Examples of requests that will return a 403 because of entitlement check failures:

  • Attempt to access a secret social group (or content inside that social group) that the requesting user is not a member of.
  • Attempt to read a content object whose visibility has been restricted (for example, while a document is being developed it might be shared with a small number of reviewers until completion, when it could then be made available to a broader audience).
  • Attempt to modify or delete a content object for which the requesting user only has view permissions.


4.4 Jive Manager


By the time a request reaches a Jive Manager, we know that the original request was well formed, and that the calling user has the right to perform the requested action.  Therefore, no further entitlement checks are required.

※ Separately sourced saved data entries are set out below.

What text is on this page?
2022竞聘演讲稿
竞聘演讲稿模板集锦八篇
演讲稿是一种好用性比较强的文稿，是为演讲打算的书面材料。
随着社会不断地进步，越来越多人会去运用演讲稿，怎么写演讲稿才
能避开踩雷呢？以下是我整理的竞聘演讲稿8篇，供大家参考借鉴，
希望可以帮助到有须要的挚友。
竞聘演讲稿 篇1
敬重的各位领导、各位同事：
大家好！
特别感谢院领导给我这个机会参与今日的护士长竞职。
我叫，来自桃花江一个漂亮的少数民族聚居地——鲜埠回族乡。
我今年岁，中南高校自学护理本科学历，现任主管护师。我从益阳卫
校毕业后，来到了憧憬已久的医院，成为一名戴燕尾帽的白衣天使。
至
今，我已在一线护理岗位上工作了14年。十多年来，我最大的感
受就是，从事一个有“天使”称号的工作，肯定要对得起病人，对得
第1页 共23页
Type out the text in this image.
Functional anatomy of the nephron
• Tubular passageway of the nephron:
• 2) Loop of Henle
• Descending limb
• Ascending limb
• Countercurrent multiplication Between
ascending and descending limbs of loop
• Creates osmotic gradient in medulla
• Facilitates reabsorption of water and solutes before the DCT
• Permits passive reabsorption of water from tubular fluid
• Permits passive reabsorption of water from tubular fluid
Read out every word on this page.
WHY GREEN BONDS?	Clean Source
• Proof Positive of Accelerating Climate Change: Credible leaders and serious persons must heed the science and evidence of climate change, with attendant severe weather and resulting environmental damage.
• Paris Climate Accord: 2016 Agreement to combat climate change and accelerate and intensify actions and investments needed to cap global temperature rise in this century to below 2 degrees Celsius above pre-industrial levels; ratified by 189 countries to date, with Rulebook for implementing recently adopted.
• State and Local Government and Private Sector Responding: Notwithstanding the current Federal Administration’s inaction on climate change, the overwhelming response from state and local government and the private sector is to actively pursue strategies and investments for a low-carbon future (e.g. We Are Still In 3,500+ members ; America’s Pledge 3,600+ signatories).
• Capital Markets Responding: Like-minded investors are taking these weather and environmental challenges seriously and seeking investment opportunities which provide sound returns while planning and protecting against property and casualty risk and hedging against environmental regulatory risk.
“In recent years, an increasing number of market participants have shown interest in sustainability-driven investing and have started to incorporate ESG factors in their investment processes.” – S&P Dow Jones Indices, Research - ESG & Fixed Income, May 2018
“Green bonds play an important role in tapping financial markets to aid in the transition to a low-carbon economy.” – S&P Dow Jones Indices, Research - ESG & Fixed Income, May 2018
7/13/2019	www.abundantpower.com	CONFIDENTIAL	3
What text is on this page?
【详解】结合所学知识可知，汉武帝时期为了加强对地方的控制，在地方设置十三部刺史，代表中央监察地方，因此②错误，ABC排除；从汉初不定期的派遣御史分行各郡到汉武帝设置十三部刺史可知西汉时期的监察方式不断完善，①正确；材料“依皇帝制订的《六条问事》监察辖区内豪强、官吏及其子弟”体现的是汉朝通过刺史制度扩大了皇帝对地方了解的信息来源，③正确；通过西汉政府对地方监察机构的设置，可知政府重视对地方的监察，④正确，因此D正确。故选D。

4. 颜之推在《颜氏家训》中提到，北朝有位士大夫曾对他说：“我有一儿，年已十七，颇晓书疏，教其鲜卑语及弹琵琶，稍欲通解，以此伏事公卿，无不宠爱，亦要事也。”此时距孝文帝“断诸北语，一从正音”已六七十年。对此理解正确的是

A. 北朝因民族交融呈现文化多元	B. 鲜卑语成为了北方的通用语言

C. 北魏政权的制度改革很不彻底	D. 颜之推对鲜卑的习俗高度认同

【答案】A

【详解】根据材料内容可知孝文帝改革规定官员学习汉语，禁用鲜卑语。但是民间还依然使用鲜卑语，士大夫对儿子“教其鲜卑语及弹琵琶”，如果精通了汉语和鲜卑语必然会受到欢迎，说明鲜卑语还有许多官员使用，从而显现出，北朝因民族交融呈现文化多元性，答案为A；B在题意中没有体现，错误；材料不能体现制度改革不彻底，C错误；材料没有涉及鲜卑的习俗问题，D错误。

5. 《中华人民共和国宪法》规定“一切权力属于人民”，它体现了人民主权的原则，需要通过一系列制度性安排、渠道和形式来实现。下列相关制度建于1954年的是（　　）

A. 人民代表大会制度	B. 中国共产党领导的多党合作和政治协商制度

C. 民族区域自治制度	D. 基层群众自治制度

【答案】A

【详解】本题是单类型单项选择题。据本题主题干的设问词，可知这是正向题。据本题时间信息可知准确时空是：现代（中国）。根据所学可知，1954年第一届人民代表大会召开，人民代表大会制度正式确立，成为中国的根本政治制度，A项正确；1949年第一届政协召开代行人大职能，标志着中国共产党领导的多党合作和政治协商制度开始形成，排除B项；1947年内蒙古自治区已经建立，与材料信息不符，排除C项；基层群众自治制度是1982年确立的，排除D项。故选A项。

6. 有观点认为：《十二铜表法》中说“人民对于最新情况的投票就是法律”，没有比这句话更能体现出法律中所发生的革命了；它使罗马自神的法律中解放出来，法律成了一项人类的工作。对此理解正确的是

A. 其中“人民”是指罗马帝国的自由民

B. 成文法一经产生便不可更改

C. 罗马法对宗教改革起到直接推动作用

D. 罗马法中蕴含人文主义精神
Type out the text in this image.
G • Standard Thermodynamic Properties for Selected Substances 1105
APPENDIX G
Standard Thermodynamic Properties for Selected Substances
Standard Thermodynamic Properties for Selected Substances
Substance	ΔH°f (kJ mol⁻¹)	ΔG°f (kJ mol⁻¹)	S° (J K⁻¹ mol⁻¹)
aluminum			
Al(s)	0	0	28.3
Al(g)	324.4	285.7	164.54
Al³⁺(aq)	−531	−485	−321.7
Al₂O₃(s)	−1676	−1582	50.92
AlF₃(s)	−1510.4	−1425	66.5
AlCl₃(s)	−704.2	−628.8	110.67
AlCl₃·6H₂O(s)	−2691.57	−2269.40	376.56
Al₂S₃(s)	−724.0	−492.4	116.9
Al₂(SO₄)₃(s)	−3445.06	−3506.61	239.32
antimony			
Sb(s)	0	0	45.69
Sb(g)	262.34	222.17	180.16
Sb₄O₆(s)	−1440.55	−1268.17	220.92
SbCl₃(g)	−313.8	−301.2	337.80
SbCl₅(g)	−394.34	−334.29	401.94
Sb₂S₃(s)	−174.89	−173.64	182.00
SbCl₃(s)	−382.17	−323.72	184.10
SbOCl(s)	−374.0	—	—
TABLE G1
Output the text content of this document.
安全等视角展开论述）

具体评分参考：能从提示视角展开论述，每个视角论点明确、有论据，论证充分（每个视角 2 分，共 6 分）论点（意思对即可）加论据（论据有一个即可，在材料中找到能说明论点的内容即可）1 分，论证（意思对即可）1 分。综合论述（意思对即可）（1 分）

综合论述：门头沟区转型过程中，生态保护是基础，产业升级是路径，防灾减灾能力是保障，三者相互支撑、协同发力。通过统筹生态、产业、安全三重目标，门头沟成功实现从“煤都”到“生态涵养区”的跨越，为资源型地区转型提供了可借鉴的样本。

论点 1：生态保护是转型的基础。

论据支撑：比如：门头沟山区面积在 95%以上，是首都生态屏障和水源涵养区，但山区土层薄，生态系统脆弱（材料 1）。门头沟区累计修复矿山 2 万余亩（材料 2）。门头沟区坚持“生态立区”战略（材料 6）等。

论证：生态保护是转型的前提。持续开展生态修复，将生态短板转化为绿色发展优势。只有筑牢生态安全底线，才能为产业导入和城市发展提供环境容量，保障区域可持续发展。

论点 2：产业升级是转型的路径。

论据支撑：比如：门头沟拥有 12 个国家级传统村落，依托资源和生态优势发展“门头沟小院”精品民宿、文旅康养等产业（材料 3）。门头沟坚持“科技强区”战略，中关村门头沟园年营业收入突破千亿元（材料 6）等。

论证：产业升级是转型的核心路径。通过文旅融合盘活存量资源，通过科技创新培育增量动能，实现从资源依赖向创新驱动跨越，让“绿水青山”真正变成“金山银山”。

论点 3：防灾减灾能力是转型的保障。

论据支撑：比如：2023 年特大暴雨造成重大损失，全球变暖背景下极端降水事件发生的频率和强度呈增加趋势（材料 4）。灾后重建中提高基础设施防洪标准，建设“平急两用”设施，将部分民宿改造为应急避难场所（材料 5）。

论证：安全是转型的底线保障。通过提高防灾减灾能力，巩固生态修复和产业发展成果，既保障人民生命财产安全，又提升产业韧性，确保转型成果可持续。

The actual business logic for a particular request is encapsulated in this layer.  Additionally, for performance reasons, many Jive manager implementations support caching of the relevant database data at this tier.  If a Jive Manager needs to collaborate with other Jive Managers to accomplish a particular task, they can do so -- but a Jive Manager will never talk to any Data Access Object (DAO) layer object except it's own.


4.5 Jive DAO


The Data Access Object layer performs SQL requests against the underlying database.  In all cases, JDBC prepared statements are used, which avoids any potential for SQL injection attacks.


5. Summary


As we have seen above, the architecture of the Jive application (and the environment it runs in) is comprehensively designed to safely and securely perform only authorized actions, whether those actions are requested from a Jive user via the Web UI, a Jive App running within Jive, various Jive cloud services such as Jive Mobile, or an external client application using the REST API endpoints.  Suitable controls are in place to:

  • Ignore any potentially malicious HTTP request targeted at static resources on the web servier.
  • Correctly select the appropriate business logic based on the HTTP verb and the request URI that were specified.
  • Reject anonymous requests for a web service action that requires authentication.
  • Validate the entitlements of the requesting user to perform the requested action.
  • Avoid any potential for SQL injection attacks by the universal use of JDBC prepared statements.